The purchase is being paid for with set aside money from Manteca’s final redevelopment agency bond sale.
The interchange — which would be the fourth within three miles on the 120 Bypass through Manteca and the second for Lathrop on the freeway when coupled with Yosemite Avenue to the west — is considered key to attracting thousands of jobs to the two cities.
It is why when Sacramento indicated it couldn’t fund projects it committed to years ago on the State Transportation Improvement Plan that other jurisdictions in the county stepped up to plead Manteca’s case. Ripon and Lodi have offered to forgo their STIP projects to help the effort to try and get the state to honor its $12 million commitment for the interchange. Tracy is writing a letter of support.

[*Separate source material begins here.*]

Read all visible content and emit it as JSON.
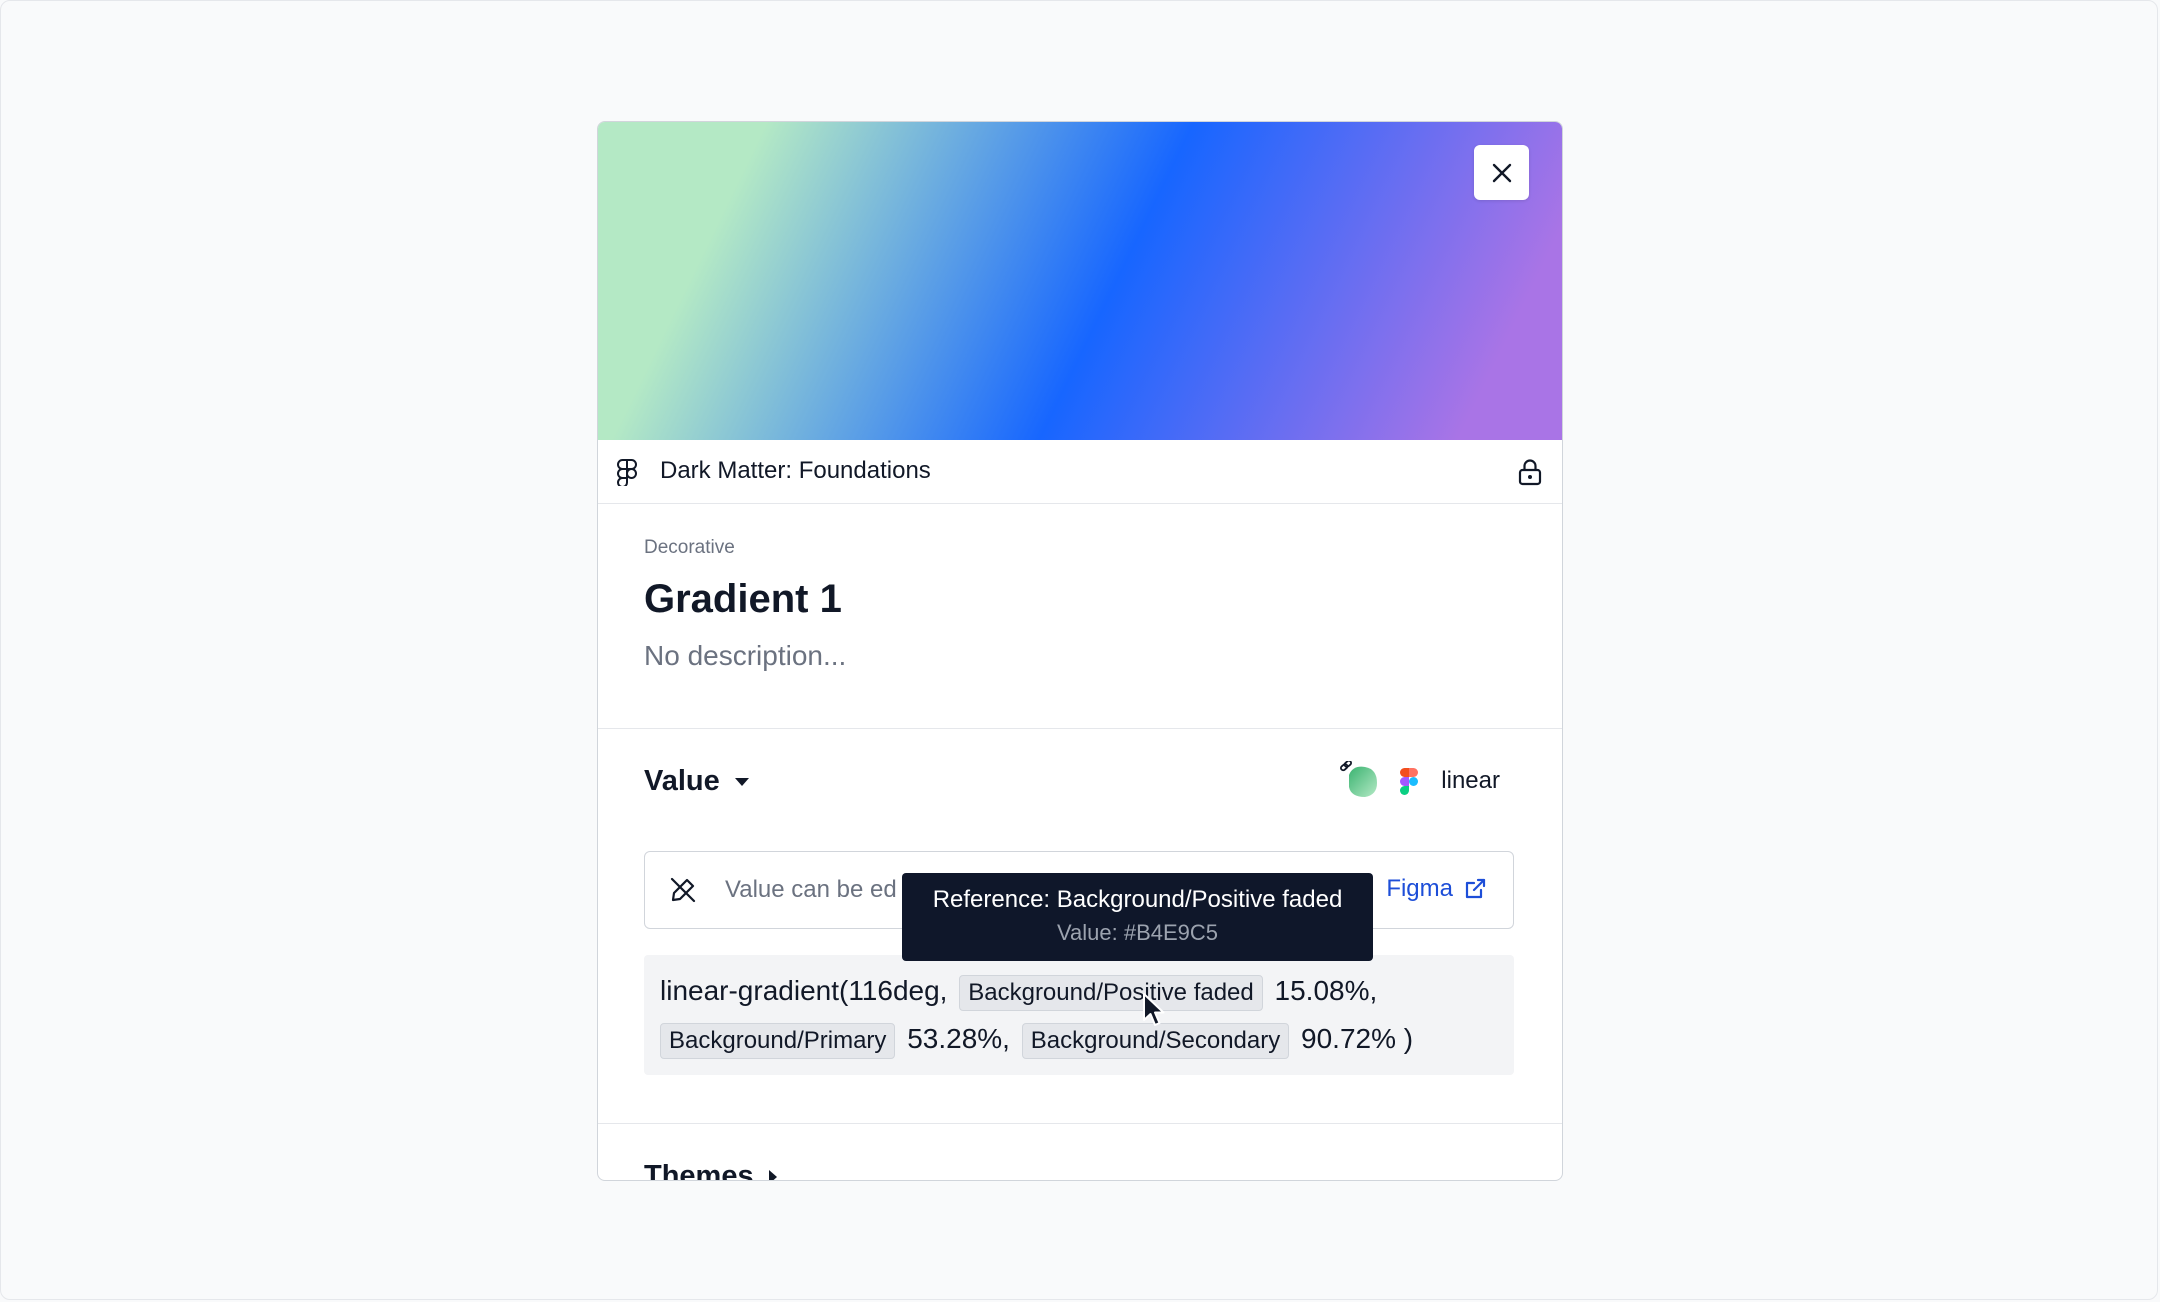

City Manager Karen McLaughlin said the League of California Cities plans to use McKinley Avenue interchange as an example that it’s not simply roads that California is forgoing by not funding funding for freeway and highway projects but jobs.
Caltrans has determined there is adequate capacity at the Airport Way interchange to serve the city’s envisioned 500-room resort hotel. Any future expansion and development on the rest of the 210-acre family entertainment zone on city owned property that includes more than 344,000 square feet of retail and dining space would require the McKinley Avenue interchange.
Manteca, which has identified other funding sources for the balance of the $30 million project that includes federal funds and RDA bond proceeds, would like to start work on the interchange by 2018 with completion by 2020.
If the state doesn’t come through it would push that start date back further.
The interchange is critical for head of household jobs. Most of those jobs, though, won’t be coming from the much touted, high-profile family entertainment zone with a 500-room destination resort hotel site with an indoor waterpark and conference center west of Costco that may ultimately generate over 1,500 jobs including 570 jobs at the envisioned resort hotel.
Instead they will be provided by over 5 million square feet of building space in the Lathrop Gateway Business Park that will straddle McKinley Avenue on 384 acres west of the resort hotel
The majority of the 165 acres of limited industrial uses and most of the 83 acres of service commercial space will depend on the creation of an interchange at McKinley Avenue. The project’s 57 acres of commercial office and accompanying freeway commercial is clustered around the Yosemite Avenue interchange north of the 120 Bypass.
“Development of places like Tesla Motors, CenterPoint, and Lathrop Gateway are all regional,” Manteca City Manager Karen McLaughlin has noted in the past.
That’s because the jobs that are created at such locations aren’t simply held by the people living with that city’s particular city limits. The top hometown of employees working at larger industrial and distribution concerns in Lathrop, as an example, is Manteca, based on a survey conducted a number of years ago by the San Joaquin Partnership.
The McKinley interchange is critical for the Lathrop Gateway Business Park.
It is bordered on the south by the Union Pacific tracks that carries Altamont Corridor Express trains and serves as the city limit line between Lathrop and Manteca. The northern border is Yosemite Avenue/Vierra Road with the Union Pacific tracks that swing by Simplot serving as the western boundary.
The McKinley Avenue interchange is also part of the long-range circulation plan for Manteca south of the 120 Bypass where more than 60 percent of the city’s population is expected to be by 2040.
McKinley Avenue is envisioned to head further south and then swing to the west to connect with a proposed interchange on Highway 99 midway between Austin and Jack Tone roads ad part of the Raymus Expressway corridor.
The council meets at 7 p.m. at the Civic Center, 1001 W. Center St.